Friday, 13 April 2012
America Unchained
Posted on 14:02 by Unknown
The impetus for ‘America Unchained’ came when English comedian Dave Gorman toured the United States with a one-man show. Fascinated in his youth with the concept of the free-wheeling, transient lifestyle which for him was emblematic of American culture, he was disconcerted to find himself in drinking at the same airport coffee franchises, staying in the same homogenous hotels and barely being able to differentiate between one city and another despite travelling hundreds of miles between them.
Gorman decided he’d had enough of corporate America; enough of chain motels, chain eateries, chain gas stations. He decided to cross America, coast to coast, without giving any money to The Man. To cross America and only give his custom to Mom ‘n’ Pop outlets. To discover, essentially, the real America.
‘America Unchained’ is the story of how he almost didn’t achieve it.
Landing in the States with his director-cum-camera-operator Steph Wagstaffe, Gorman immediately hares off the planned route in order to find a suitable car for the journey. He picks up a second hand Ford Torino station wagon. That’s second hand as in 1974 model, by the way. It has “666” as part of its license plate. Many people would have backed away from it; Gorman practically falls in love with it. The Torino proves itself a poisoned chalice on four wheels (“Ford,” a mechanic remarks airily later in the documentary after it’s broken down for the umpteenth time: “Fix Or Repair Daily.”)
With a muffler begging replacement before the road trip’s underway, Gorman accentuates the positive and gives his business to an independent garage. Then he discovers that there’s a town called Independence and makes another deviation from the planned route in order to pay a visit. It’s a disappointment. Combing the map, he locates a bunch other towns called Independence dotted all over the USA. The coast-to-coast in a more or less straight line idea goes quite spectacularly tits up at this point.

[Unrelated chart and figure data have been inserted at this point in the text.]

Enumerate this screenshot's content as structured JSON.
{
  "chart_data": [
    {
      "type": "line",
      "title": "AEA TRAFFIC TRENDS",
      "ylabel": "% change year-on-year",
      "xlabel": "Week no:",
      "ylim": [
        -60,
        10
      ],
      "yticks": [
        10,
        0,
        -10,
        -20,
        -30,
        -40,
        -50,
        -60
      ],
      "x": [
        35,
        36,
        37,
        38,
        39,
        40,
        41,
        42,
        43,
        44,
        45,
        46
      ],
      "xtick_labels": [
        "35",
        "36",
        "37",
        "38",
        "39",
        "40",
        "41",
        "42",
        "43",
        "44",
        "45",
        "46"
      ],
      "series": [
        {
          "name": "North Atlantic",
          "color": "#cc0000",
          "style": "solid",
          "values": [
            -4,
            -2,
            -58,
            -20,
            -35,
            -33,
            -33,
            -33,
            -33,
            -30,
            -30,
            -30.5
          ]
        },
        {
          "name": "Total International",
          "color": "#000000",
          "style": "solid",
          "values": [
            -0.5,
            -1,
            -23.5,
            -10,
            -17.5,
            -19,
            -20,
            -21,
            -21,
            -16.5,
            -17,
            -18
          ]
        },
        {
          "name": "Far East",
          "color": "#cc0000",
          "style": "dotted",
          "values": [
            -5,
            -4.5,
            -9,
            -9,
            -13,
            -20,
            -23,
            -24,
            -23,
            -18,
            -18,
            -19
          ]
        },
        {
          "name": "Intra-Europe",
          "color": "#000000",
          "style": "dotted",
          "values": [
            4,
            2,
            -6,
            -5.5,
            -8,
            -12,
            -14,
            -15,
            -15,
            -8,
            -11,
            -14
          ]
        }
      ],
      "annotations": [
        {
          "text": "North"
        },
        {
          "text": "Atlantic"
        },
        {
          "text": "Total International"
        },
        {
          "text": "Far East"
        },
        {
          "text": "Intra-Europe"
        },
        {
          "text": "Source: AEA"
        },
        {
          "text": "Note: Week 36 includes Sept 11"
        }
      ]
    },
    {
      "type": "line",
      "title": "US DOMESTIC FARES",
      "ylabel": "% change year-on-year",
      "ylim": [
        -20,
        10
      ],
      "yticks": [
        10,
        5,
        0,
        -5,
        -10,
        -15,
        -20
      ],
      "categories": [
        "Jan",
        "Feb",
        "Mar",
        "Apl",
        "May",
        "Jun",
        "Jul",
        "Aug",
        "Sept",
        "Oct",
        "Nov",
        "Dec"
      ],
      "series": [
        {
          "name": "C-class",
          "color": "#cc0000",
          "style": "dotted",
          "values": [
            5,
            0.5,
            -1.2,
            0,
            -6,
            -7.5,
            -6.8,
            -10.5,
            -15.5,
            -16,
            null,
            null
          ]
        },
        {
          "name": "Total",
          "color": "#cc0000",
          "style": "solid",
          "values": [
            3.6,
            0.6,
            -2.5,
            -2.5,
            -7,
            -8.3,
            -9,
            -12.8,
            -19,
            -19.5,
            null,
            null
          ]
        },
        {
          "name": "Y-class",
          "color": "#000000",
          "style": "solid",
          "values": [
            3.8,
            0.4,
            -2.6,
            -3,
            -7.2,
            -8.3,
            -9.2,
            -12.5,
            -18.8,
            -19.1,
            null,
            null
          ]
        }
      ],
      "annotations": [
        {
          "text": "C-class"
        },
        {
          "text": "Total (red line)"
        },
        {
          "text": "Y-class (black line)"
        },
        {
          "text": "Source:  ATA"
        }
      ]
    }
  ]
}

It’s fair to say that Gorman’s haphazard and whimsical approach to the project tempts fate. Fate turns out to be a real bastard and it’s a Wagstaffe who bears the brunt. Suffering with back pains severe enough to leave her unable to operate the camera (Gorman assumes DoP duties for a while; let’s be charitable and just say that it’s not really his forte), she eventually has to depart the project and fly back to England. Marooned in Moab, Utah for a week while producer Andy Devonshire tries to pressgang someone – anyone – into replacing Wagstaffe, Gorman undergoes a small personal meltdown.
Actually, no. Gorman full-on fucking wigs out a la Captain Willard in the opening scenes of ‘Apocalypse Now’. We’re talking personal heart of darkness territory, only with a Utah hotel room instead of one in Saigon.
How bad does it get? You’ll have to watch ‘America Unchained’ to find out.
Evidently unable to find anyone else, Devonshire flies out to America to help Gorman finish the documentary. He’s wanting to get home before Christmas to spend the festive period with his baby daughter and puts the kibosh on Gorman’s excessive peregrinations straightaway. Which is all well and good, but Devonshire doesn’t have any influence over the vagaries of the Torino.
‘America Unchained’ is an entertaining 75-minute film which, approached as a stand-alone work, pretty much ticks the required boxes. I purposefully left a couple of years between reading the accompanying book and watching the DVD. And yet I still can’t quite reconcile the substantial 378-page paperback, with its wealth of observation, detail and often screamingly funny set-pieces, with its wistful and slightly flimsy celluloid counterpart. Still, the film never outstays its welcome and Gorman makes for a genial guide along the highways and byways of America, full of self-deprecating humour and “everyman” likeability. He certainly comes across as a nicer guy than I’d have proved in the circumstances. Me, I’d have shot that fucking car after the first fifty miles.